On the Overconfidence Problem in Semantic 3D Mapping
This addresses a critical issue for real-time robotic perception and navigation, improving downstream tasks like ObjectNav, though it is incremental as it builds on existing fusion methods.
The paper tackles the overconfidence problem in semantic 3D mapping, where conventional methods assign high confidence to incorrect maps, and proposes a learned pipeline (GLFS) that achieves higher accuracy and better calibration while maintaining real-time performance on the ScanNet dataset.

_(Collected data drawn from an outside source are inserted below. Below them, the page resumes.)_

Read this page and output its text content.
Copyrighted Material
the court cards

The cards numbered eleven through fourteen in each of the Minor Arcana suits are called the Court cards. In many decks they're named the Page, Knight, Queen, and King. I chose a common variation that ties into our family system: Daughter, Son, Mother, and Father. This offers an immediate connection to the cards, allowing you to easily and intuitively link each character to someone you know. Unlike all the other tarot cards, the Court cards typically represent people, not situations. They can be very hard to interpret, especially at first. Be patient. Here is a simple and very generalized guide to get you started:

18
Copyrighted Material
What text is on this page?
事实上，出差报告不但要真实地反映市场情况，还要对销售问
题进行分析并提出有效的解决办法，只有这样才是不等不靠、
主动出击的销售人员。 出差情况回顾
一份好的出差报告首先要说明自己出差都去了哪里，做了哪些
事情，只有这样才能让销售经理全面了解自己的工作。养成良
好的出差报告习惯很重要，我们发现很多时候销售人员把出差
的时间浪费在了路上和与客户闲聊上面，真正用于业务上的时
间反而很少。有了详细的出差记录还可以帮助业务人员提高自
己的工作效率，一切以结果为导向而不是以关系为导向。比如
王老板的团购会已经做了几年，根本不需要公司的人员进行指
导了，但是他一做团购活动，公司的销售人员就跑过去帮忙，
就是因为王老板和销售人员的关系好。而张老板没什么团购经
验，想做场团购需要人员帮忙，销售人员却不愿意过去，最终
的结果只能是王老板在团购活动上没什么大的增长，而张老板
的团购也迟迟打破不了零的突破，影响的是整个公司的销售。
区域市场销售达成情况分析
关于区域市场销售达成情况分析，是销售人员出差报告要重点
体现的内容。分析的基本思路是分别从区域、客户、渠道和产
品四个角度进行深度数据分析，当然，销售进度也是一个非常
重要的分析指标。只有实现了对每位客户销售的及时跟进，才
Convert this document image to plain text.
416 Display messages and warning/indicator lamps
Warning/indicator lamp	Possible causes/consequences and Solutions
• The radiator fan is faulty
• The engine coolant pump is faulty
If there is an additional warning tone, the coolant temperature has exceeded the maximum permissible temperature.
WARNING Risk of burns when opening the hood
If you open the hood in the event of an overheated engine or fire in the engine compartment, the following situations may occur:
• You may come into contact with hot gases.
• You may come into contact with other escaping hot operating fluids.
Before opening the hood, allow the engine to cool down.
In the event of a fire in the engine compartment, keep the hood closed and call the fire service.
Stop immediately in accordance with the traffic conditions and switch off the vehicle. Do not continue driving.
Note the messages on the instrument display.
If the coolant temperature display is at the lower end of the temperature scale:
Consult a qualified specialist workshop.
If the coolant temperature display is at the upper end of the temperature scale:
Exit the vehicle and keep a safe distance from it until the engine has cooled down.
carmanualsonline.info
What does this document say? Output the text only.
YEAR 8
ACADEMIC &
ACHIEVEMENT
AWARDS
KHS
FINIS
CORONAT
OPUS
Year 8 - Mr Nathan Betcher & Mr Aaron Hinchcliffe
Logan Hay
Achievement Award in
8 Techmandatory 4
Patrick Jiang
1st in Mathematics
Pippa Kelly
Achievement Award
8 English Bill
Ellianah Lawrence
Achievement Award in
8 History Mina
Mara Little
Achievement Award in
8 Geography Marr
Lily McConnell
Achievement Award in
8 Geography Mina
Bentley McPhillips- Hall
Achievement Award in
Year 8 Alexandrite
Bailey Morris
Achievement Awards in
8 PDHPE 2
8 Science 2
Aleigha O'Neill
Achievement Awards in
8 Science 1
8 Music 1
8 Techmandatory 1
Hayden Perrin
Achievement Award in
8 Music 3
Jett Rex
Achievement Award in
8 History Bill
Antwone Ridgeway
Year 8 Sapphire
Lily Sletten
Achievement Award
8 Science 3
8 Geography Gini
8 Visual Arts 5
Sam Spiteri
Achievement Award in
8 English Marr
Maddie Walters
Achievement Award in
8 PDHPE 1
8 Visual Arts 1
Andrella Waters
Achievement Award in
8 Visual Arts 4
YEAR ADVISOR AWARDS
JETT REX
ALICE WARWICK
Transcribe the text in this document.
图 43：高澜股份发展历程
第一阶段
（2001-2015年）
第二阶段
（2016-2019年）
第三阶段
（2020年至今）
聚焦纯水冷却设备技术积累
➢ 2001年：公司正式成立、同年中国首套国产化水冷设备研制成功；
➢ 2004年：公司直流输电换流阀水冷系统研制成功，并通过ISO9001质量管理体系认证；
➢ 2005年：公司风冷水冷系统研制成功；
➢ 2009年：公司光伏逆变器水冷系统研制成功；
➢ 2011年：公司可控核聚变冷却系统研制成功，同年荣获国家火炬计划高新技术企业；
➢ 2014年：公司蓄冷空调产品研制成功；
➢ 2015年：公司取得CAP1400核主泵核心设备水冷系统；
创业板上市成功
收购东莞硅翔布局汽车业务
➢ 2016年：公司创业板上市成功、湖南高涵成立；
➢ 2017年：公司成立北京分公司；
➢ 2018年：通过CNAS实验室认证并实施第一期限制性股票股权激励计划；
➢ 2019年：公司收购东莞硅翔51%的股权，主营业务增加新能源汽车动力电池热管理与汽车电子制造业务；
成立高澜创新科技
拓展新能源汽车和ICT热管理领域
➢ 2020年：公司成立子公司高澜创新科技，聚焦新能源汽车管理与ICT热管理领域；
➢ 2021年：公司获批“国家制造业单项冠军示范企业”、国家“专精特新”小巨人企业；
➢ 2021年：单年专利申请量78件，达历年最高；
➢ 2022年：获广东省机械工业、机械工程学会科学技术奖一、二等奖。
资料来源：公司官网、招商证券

Semantic 3D mapping, the process of fusing depth and image segmentation information between multiple views to build 3D maps annotated with object classes in real-time, is a recent topic of interest. This paper highlights the fusion overconfidence problem, in which conventional mapping methods assign high confidence to the entire map even when they are incorrect, leading to miscalibrated outputs. Several methods to improve uncertainty calibration at different stages in the fusion pipeline are presented and compared on the ScanNet dataset. We show that the most widely used Bayesian fusion strategy is among the worst calibrated, and propose a learned pipeline that combines fusion and calibration, GLFS, which achieves simultaneously higher accuracy and 3D map calibration while retaining real-time capability. We further illustrate the importance of map calibration on a downstream task by showing that incorporating proper semantic fusion on a modular ObjectNav agent improves its success rates. Our code will be provided on Github for reproducibility upon acceptance.